Does the description disclose side effects, auth requirements, rate limits, or destructive behavior?

With no annotations provided, the description carries full burden for behavioral disclosure. While 'Get' implies a read operation, the description doesn't address important behavioral aspects like whether this requires authentication, what format the results return, whether there's pagination, rate limits, or error conditions. The phrase 'based on activity' is vague about what activity metrics determine 'recently modified'.

Agents need to know what a tool does to the world before calling it. Descriptions should go beyond structured annotations to explain consequences.

Conciseness5/5

Is the description appropriately sized, front-loaded, and free of redundancy?

The description is a single, efficient sentence that communicates the core purpose without unnecessary words. It's appropriately sized for a simple retrieval tool and front-loads the essential information ('Get recently modified wiki pages').

Shorter descriptions cost fewer tokens and are easier for agents to parse. Every sentence should earn its place.

Completeness3/5

Given the tool's complexity, does the description cover enough for an agent to succeed on first attempt?

For a read-only tool with full parameter documentation in the schema, the description is minimally adequate but has significant gaps. Without annotations or output schema, the description should ideally provide more behavioral context about what 'recently modified' means, the return format, and how this differs from similar sibling tools. The current description is incomplete for optimal agent understanding.

Complex tools with many parameters or behaviors need more documentation. Simple tools need less. This dimension scales expectations accordingly.

Parameters3/5

Does the description clarify parameter syntax, constraints, interactions, or defaults beyond what the schema provides?

Schema description coverage is 100%, so the schema already fully documents all three parameters (project, wiki_identifier, limit). The description adds no additional parameter semantics beyond what's in the schema - it doesn't explain relationships between parameters or provide usage examples. This meets the baseline for high schema coverage.

Input schemas describe structure but not intent. Descriptions should explain non-obvious parameter relationships and valid value ranges.

Purpose4/5

Does the description clearly state what the tool does and how it differs from similar tools?

The description clearly states the action ('Get recently modified wiki pages') and resource ('wiki pages'), with the qualifier 'based on activity' providing useful context about the selection criteria. However, it doesn't explicitly differentiate this tool from sibling tools like 'list_wiki_pages' or 'search_wiki_pages' which might also retrieve wiki pages.

Agents choose between tools based on descriptions. A clear purpose with a specific verb and resource helps agents select the right tool.

Usage Guidelines2/5

Does the description explain when to use this tool, when not to, or what alternatives exist?

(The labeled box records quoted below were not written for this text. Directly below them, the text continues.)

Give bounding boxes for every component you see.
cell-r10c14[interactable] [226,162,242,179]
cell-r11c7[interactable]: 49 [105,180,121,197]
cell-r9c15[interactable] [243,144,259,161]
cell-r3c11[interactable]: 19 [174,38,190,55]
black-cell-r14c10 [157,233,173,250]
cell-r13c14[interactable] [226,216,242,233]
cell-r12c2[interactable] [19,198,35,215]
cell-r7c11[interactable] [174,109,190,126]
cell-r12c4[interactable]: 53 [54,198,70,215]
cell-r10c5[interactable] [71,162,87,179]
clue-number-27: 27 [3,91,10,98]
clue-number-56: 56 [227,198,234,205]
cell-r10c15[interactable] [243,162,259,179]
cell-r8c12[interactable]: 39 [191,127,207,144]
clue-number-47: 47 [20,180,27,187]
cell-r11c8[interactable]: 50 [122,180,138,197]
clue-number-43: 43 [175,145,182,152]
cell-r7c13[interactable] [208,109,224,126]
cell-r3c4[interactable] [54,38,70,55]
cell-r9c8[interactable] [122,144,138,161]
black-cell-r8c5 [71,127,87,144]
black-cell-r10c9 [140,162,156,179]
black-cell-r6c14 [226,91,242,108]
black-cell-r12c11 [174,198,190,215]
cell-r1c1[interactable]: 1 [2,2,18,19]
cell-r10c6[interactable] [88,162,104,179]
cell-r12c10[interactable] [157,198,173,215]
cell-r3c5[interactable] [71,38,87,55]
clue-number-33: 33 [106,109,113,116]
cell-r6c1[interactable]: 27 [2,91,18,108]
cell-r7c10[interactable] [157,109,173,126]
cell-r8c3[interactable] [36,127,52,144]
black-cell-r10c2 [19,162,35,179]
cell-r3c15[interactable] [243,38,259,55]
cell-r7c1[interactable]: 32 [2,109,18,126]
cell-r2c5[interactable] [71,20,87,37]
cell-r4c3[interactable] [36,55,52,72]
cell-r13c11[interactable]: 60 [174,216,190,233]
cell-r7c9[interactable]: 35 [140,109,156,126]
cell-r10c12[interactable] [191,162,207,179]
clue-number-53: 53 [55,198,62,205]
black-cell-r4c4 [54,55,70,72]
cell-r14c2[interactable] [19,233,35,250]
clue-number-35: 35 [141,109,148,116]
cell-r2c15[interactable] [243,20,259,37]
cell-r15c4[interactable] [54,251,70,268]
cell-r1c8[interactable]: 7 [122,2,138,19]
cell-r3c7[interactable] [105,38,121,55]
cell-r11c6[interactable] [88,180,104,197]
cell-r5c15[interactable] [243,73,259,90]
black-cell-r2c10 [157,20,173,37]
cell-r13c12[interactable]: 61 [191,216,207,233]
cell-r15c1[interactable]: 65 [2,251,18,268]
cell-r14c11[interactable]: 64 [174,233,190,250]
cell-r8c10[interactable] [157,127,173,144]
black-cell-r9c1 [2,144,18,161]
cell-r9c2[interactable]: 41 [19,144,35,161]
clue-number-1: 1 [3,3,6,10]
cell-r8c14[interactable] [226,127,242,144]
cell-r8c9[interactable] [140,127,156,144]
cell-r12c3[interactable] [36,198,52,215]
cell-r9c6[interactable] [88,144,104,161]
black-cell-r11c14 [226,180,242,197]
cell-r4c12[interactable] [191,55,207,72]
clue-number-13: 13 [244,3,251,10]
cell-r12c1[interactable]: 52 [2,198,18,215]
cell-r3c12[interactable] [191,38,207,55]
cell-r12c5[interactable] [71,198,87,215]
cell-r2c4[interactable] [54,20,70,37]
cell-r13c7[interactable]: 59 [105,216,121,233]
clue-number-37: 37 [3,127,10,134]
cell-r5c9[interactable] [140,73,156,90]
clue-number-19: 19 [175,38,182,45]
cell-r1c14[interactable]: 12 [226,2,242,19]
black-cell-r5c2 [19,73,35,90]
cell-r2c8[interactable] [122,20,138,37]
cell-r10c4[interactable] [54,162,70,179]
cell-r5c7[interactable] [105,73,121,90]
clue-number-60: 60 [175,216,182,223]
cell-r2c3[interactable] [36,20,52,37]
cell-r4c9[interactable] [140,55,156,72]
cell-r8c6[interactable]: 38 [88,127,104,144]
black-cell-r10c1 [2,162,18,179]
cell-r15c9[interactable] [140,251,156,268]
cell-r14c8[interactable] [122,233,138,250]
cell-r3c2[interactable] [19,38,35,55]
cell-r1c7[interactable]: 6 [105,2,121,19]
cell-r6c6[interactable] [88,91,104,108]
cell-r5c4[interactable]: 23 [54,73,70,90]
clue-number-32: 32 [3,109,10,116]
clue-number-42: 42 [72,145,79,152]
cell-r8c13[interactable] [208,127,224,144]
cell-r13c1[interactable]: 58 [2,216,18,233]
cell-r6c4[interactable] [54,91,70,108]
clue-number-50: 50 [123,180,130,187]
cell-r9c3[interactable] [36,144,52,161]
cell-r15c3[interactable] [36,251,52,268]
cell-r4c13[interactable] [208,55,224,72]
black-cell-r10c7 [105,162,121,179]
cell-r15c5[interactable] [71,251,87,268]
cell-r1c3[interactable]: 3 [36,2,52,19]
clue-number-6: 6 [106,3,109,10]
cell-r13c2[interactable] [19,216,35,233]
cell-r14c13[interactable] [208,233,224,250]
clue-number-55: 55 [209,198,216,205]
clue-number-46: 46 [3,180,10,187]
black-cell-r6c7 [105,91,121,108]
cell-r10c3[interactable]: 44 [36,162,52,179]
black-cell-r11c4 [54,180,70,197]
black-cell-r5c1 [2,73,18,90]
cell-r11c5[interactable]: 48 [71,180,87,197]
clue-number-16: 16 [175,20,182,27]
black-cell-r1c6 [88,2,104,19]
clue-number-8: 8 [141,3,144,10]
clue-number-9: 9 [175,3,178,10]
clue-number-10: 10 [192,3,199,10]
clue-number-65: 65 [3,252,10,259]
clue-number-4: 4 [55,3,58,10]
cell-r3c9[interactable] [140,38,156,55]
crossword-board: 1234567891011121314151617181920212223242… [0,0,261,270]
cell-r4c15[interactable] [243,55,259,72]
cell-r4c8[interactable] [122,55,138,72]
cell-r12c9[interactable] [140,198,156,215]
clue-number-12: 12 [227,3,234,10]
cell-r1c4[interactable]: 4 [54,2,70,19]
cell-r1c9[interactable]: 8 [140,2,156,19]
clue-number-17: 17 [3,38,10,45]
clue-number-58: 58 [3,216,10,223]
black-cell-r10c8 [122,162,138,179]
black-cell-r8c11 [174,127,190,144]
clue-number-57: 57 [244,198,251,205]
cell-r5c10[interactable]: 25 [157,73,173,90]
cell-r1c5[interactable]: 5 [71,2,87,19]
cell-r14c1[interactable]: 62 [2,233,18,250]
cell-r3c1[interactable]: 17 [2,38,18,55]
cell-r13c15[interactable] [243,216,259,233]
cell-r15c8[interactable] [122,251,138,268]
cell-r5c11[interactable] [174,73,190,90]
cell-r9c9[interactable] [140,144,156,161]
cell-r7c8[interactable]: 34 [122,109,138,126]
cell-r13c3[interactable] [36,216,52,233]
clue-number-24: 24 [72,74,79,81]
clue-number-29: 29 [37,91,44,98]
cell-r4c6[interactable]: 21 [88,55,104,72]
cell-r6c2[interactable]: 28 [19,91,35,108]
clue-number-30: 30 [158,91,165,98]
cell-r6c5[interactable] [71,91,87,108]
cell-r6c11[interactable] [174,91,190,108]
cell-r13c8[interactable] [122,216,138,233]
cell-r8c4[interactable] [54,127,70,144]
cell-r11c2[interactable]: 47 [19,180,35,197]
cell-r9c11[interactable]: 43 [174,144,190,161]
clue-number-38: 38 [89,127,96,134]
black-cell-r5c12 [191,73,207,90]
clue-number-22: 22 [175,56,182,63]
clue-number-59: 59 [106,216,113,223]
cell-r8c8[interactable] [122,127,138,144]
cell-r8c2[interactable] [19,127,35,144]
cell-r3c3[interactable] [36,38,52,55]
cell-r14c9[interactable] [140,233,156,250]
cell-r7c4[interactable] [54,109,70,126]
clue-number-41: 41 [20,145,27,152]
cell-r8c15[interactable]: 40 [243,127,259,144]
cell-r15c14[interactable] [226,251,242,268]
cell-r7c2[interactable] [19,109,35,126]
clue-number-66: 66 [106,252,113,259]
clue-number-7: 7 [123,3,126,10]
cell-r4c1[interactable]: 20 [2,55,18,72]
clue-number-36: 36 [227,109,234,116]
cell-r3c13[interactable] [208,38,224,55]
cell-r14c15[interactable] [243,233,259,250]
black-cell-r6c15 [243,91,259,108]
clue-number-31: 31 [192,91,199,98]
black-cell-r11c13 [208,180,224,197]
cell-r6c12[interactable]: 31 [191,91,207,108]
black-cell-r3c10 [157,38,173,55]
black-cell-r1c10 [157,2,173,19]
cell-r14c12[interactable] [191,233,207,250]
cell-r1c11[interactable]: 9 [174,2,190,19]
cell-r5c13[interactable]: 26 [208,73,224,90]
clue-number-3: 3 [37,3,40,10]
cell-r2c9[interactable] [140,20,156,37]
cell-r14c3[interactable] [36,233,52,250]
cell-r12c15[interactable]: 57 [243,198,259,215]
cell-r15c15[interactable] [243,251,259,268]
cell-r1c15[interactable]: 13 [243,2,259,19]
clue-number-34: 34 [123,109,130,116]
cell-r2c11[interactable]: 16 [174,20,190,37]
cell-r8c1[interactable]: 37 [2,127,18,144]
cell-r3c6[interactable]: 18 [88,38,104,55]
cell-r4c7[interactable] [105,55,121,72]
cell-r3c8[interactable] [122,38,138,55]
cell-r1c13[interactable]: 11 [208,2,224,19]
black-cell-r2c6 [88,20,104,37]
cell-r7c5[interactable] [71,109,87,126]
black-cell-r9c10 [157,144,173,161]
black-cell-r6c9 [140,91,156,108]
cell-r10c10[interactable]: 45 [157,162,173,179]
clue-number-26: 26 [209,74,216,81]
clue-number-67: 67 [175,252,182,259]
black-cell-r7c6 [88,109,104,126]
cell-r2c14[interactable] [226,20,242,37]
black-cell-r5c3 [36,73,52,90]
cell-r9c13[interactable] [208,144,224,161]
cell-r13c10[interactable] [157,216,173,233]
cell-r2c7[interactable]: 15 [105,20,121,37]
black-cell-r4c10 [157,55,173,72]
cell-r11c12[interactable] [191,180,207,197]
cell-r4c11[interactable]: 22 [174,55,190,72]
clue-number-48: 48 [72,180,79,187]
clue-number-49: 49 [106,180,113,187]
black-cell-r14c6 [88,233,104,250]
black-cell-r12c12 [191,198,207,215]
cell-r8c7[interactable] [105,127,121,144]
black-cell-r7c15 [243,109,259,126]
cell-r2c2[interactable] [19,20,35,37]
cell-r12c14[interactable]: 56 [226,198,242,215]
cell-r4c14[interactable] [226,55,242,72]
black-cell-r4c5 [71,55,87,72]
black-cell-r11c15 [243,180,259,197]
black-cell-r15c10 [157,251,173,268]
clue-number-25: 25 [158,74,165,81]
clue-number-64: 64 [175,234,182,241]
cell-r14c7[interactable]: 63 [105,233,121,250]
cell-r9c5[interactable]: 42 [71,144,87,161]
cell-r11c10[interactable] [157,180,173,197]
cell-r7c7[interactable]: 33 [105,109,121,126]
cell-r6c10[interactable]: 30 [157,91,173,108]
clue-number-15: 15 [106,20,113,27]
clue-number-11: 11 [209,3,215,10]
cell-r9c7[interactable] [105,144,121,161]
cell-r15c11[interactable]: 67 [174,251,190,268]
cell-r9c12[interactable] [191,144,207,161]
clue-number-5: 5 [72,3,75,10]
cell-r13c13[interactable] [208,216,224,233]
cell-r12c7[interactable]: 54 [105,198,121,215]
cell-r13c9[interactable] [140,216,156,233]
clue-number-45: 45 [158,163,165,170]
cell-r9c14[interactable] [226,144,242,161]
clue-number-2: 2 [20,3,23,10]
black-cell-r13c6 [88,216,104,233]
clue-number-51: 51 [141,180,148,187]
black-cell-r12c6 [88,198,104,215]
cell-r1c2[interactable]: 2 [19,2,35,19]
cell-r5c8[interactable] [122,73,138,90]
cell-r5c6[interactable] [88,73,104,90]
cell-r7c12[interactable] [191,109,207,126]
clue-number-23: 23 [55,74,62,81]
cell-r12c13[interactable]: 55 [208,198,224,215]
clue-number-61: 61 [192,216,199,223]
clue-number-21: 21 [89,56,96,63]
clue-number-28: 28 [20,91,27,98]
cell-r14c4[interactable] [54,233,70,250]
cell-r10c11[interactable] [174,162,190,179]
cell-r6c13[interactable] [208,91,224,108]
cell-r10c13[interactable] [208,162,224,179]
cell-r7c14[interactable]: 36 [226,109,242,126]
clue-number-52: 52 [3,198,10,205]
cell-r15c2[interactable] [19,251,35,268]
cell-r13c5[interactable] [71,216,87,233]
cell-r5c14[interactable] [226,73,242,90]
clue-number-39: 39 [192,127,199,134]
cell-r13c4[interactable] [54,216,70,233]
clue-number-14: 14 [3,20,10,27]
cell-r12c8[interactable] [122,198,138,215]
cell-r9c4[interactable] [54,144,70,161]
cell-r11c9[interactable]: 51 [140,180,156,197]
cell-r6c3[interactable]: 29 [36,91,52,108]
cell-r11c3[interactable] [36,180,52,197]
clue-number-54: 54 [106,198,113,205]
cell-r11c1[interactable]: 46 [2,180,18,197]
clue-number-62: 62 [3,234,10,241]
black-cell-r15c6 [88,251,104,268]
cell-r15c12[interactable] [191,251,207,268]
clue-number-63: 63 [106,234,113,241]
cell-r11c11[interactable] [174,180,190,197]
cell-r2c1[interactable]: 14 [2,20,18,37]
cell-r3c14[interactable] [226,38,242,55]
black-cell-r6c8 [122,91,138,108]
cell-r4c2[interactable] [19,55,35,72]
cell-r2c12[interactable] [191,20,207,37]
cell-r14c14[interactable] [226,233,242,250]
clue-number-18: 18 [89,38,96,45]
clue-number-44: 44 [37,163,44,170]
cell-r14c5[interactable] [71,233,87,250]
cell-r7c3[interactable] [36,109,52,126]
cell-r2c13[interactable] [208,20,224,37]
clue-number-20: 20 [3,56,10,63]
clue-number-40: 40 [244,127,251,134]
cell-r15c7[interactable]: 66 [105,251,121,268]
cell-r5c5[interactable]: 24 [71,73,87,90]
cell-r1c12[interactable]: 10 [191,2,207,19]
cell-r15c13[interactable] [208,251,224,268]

The description provides no guidance about when to use this tool versus alternatives. With multiple sibling tools that retrieve wiki pages (list_wiki_pages, search_wiki_pages, get_wiki_page, get_wiki_page_by_title), there's no indication of when this 'recently modified' retrieval is preferred over other listing or searching approaches.

Agents often have multiple tools that could apply. Explicit usage guidance like "use X instead of Y when Z" prevents misuse.